“The globe, half bright and half black, in the center,” I said, “represents the earth. The large circle surrounding the earth we will call the moon’s orbit, which she traverses once every month. The smaller globe, also half white and half black, shown in four successive positions in the orbit, is the moon. Suppose the sun to be away off here on the left. It illuminates the earth and the moon only on the side turned toward it. The opposite side of both is buried in night. Now, let us begin with the moon at the point A. She is then between the earth and the sun, the bright side being necessarily toward the sun and the dark side toward the earth. In that position we do not see the moon at all from the earth, unless she happens to come so exactly in a line with the sun as to cover the latter, in which event we have an eclipse of the sun. Now, suppose the moon to move in her orbit toward B. In a little more than seven days she will arrive at B. In the meantime, while moving away from the position of the sun, she begins to present a part of her illuminated hemisphere toward the earth. This part appears in the form of a sickle, or crescent, which grows gradually broader, until, at B, it has grown to a half circle. In other words, when the moon is in the position B we on the earth see one half of her illuminated surface. This phase is called First Quarter. The narrow crescent, which appears as soon as the moon begins to move from A toward B, is the New Moon. As the moon continues on from B toward C, more and more of her illuminated half is visible from the earth, and when she arrives at C, just opposite to the position of the sun, she becomes a Full Moon. We then see, as occurs to-night, the whole of that face of the moon which is presented sunward. The upper half of the diagram shows how the moon moves from the position of Full Moon back again to New Moon, or conjunction with the sun. During this latter part of her course the moon rises later and later every night, until, when she assumes the form of a waning crescent, she is visible only in the morning sky just before sunrise.[[1]]

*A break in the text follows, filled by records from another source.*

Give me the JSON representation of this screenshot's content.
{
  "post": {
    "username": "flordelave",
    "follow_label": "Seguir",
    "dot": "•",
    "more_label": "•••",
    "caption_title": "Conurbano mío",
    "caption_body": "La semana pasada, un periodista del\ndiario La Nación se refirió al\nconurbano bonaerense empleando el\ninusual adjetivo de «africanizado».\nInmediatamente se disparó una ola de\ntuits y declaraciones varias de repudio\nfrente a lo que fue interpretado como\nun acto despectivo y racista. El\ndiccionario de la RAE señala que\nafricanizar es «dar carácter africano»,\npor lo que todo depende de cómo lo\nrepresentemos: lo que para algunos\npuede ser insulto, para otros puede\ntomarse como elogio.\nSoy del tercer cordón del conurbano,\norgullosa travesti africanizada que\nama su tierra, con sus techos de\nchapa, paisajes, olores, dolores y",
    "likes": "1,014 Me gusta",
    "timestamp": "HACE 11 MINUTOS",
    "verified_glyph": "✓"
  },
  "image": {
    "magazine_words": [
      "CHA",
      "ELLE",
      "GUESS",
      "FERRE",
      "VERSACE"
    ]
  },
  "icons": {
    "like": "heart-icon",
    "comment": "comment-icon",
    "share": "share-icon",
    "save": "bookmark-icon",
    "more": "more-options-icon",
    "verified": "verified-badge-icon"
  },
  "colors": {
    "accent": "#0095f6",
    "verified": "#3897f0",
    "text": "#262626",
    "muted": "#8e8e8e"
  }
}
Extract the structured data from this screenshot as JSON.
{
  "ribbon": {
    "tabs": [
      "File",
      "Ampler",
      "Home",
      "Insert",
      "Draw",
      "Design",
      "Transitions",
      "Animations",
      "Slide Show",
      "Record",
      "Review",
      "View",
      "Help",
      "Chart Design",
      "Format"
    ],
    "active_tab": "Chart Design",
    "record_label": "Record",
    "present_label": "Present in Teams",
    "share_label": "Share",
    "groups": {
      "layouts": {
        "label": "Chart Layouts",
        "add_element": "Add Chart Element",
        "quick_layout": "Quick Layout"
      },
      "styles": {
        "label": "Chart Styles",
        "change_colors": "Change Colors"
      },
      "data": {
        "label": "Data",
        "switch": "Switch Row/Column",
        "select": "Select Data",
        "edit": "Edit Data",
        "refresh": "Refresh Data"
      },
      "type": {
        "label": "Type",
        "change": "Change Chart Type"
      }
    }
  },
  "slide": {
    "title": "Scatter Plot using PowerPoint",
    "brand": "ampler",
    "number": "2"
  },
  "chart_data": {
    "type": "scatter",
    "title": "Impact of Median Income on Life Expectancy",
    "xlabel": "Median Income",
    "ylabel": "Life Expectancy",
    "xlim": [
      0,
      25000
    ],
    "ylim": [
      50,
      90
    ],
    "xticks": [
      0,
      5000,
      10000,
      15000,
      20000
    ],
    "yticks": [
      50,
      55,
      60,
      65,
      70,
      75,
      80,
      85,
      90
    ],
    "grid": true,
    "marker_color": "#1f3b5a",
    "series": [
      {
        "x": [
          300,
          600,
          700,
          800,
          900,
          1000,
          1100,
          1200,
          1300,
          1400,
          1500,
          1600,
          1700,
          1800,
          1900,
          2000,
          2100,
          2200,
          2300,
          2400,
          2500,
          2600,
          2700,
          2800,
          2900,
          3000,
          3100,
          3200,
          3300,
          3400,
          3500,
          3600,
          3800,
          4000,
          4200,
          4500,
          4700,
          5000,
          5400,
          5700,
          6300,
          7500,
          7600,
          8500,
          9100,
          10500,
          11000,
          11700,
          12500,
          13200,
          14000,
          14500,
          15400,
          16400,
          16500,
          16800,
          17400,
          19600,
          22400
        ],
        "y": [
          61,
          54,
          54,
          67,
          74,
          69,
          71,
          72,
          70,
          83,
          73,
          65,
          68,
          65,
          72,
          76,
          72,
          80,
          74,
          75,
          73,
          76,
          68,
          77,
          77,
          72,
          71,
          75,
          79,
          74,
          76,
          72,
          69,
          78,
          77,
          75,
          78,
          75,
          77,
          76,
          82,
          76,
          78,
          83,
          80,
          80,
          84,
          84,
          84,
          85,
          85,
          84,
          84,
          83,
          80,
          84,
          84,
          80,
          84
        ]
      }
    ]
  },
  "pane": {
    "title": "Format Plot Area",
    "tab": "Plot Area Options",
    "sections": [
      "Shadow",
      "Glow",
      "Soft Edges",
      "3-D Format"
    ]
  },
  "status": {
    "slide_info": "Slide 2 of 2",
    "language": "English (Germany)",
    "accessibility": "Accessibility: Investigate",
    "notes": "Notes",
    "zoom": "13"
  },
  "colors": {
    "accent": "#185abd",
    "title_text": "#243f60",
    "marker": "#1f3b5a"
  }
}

“Now, there is another interesting thing shown by this diagram,” I continued—but my companion, who had followed my explanations thus far with flattering attention, here suddenly ran to the door exclaiming:
“For mercy’s sake, what is happening to the moon?”
[1].
The Moon’s Path with Respect to the Sun and the Earth.
It may be well to add to what is said in the text about the orbit of the moon, that, while the moon does perform a revolution around the earth once a month, yet her orbit is drawn out, by the common motion of both earth and moon around the sun, into a long curve, whose radius is continually changing, but which is always concave toward the sun. This is illustrated in the accompanying diagram. Suppose we start with the earth at A. The moon is then between the sun and the earth, or in the phase of New Moon. The earth’s orbit at this point is more curved than the moon’s, and the earth is moving relatively faster than the moon. At B (First Quarter) the earth is directly ahead of the moon. But now the moon’s orbit becomes more curved than the earth’s and it begins to overtake the earth. At C (Full Moon) the moon has come up even with the earth, but on the opposite side from the sun. From that point to D (Last Quarter) the moon gains upon the earth until she is directly ahead of it. Then, from D to E (New Moon, once more) the earth gains until the two bodies are in the same relative positions which they occupied at A. Throughout the entire lunation, however, notwithstanding the changes which the shape of the moon’s orbit undergoes, the latter is constantly concave toward the sun. This shows that the sun’s attraction is really the governing force, and that the attraction of the earth simply serves to vary the form of the moon’s path, and cause it to move in a virtual ellipse with the earth for its focus.
I glanced over her shoulder, and saw a smudgy scallop in the moon’s edge.
“Really,” I said, “I am ashamed of myself. There is an eclipse of the moon to-night, and I had positively forgotten it! What you see is the shadow of the earth, which has the form of a long cone stretching away more than eight hundred thousand miles into space, and whenever our satellite at the time of Full Moon gets nearly in a direct line with the earth and the sun, it passes through that shadow and undergoes an eclipse. That is what is happening at the present moment.”
“And the shadow has a round form because the earth is round, I suppose.”